Description
Tarballs contain more information than we need (e.g. users, groups, fine-grained permissions, timestamps), and also allows representing the same information in multiple ways (e.g. order of directory contents, files defined twice). The basic problems this creates is that files cannot be deterministically assembled into an archive. In practice this means:
- Directory registries cannot be verified against lockfiles as well
- Packages may accidentally depend on permissions only supported on some platforms
- Sources besides registries cannot be mirrored (distinct from what sorts of sources can serve as mirrors)
- Users may unintentionally leak information about their current system when publishing packages.
None of these is terribly pressing on its own, but hopefully they are worthy of a solution in aggregate.
The solution is first carefully deciding which metadata we wish to support---the information our archives will contain, and then picking a canonical form for every possible archive containing that information. A thornier question is whether existing uploads should be normalized according to the chosen schema.

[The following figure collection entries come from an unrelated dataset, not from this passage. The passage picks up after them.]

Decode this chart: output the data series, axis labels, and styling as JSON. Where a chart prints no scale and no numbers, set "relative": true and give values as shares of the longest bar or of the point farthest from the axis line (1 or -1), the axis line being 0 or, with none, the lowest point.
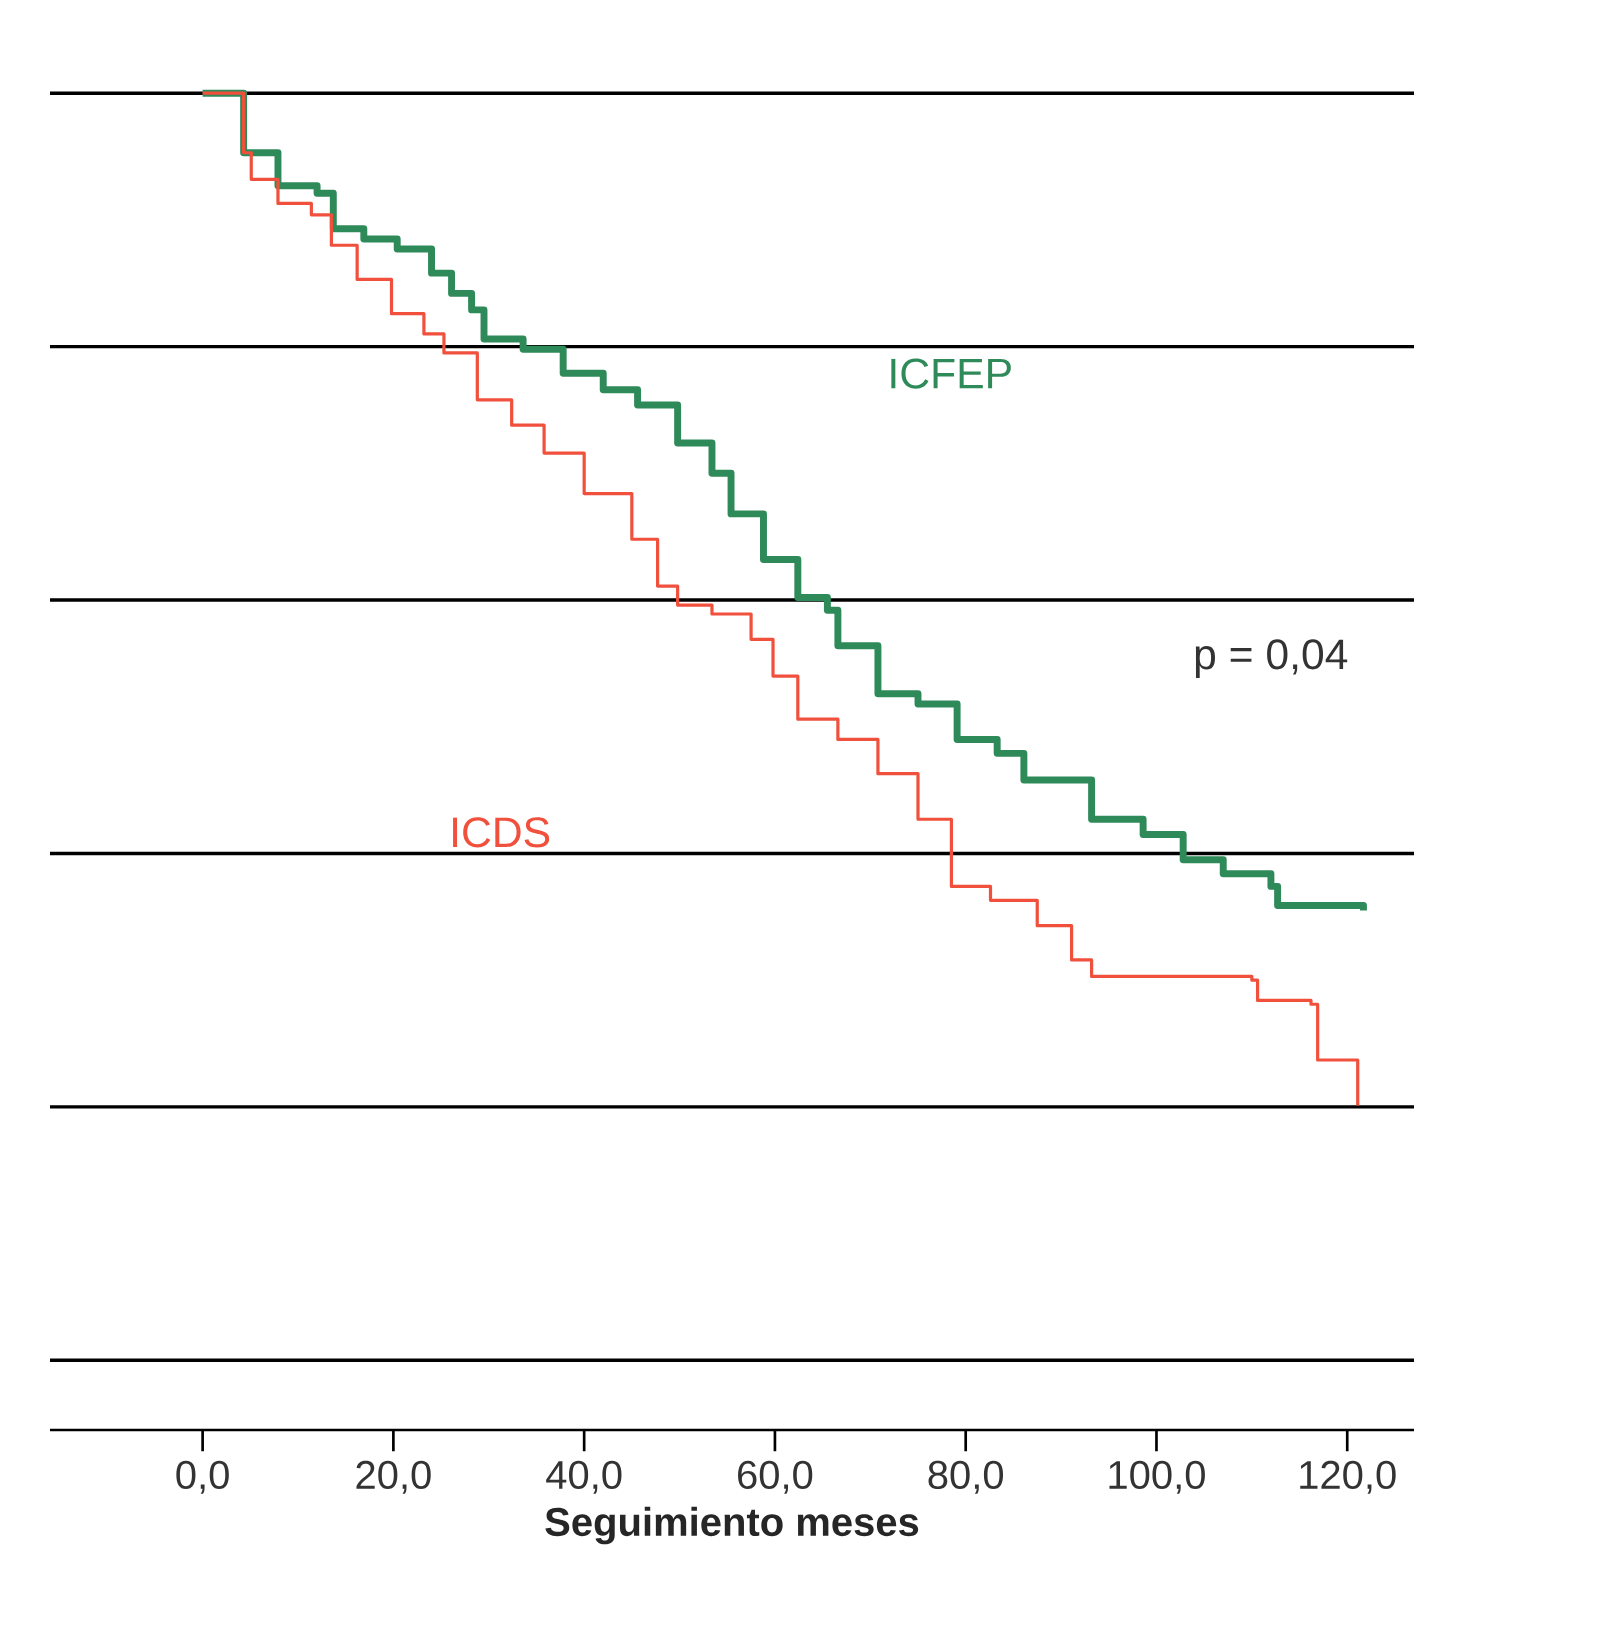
{
  "chart_data": {
    "type": "step",
    "relative": true,
    "xlabel": "Seguimiento meses",
    "xlim": [
      -16,
      127
    ],
    "xticks": [
      {
        "value": 0,
        "label": "0,0"
      },
      {
        "value": 20,
        "label": "20,0"
      },
      {
        "value": 40,
        "label": "40,0"
      },
      {
        "value": 60,
        "label": "60,0"
      },
      {
        "value": 80,
        "label": "80,0"
      },
      {
        "value": 100,
        "label": "100,0"
      },
      {
        "value": 120,
        "label": "120,0"
      }
    ],
    "grid": "y",
    "annotations": [
      "p = 0,04"
    ],
    "series": [
      {
        "name": "ICFEP",
        "color": "#2f8a5a",
        "x": [
          0,
          4.3,
          7.9,
          12,
          13.7,
          16.9,
          20.4,
          24,
          26.1,
          28.2,
          29.5,
          33.6,
          37.8,
          42,
          45.6,
          49.8,
          53.4,
          55.4,
          58.8,
          62.4,
          65.5,
          66.6,
          70.8,
          75,
          79.1,
          83.3,
          86.1,
          93.2,
          98.6,
          102.8,
          107,
          112,
          112.7,
          121.7
        ],
        "values": [
          1,
          0.953,
          0.927,
          0.921,
          0.893,
          0.885,
          0.877,
          0.858,
          0.842,
          0.829,
          0.806,
          0.798,
          0.779,
          0.766,
          0.754,
          0.724,
          0.7,
          0.668,
          0.632,
          0.602,
          0.592,
          0.564,
          0.526,
          0.518,
          0.49,
          0.479,
          0.458,
          0.427,
          0.415,
          0.395,
          0.384,
          0.374,
          0.359,
          0.355
        ]
      },
      {
        "name": "ICDS",
        "color": "#f0503c",
        "x": [
          0,
          4.3,
          5.1,
          7.9,
          11.4,
          13.5,
          16.2,
          19.8,
          23.2,
          25.3,
          28.8,
          32.4,
          35.8,
          40,
          45,
          47.7,
          49.8,
          53.4,
          57.5,
          59.8,
          62.4,
          66.6,
          70.8,
          75,
          78.5,
          82.6,
          87.5,
          91.1,
          93.2,
          110,
          110.6,
          116.2,
          116.9,
          121.1,
          121.1
        ],
        "values": [
          1,
          0.953,
          0.932,
          0.913,
          0.904,
          0.88,
          0.853,
          0.826,
          0.81,
          0.795,
          0.758,
          0.738,
          0.716,
          0.684,
          0.648,
          0.611,
          0.596,
          0.589,
          0.569,
          0.54,
          0.506,
          0.49,
          0.463,
          0.427,
          0.374,
          0.363,
          0.343,
          0.316,
          0.303,
          0.3,
          0.284,
          0.281,
          0.237,
          0.234,
          0.201
        ]
      }
    ]
  }
}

For backwards comparability, it is probably best to stick with some subset tar. This is what Debian does. Where an extraneous field cannot be elided, it should be constrained to some fixed value. Either the most expressive posix tar variant could be used, or the most minimal format that supports the information in question.
Other options might be git's tree objects or Nix's NAR. The Merkle DAG used by the former can lead to better error messages and free dedup, but SHA1 is dubiously secure. The latter can be hashed however we like, but still runs into backwards-compat.
CC @eternaleye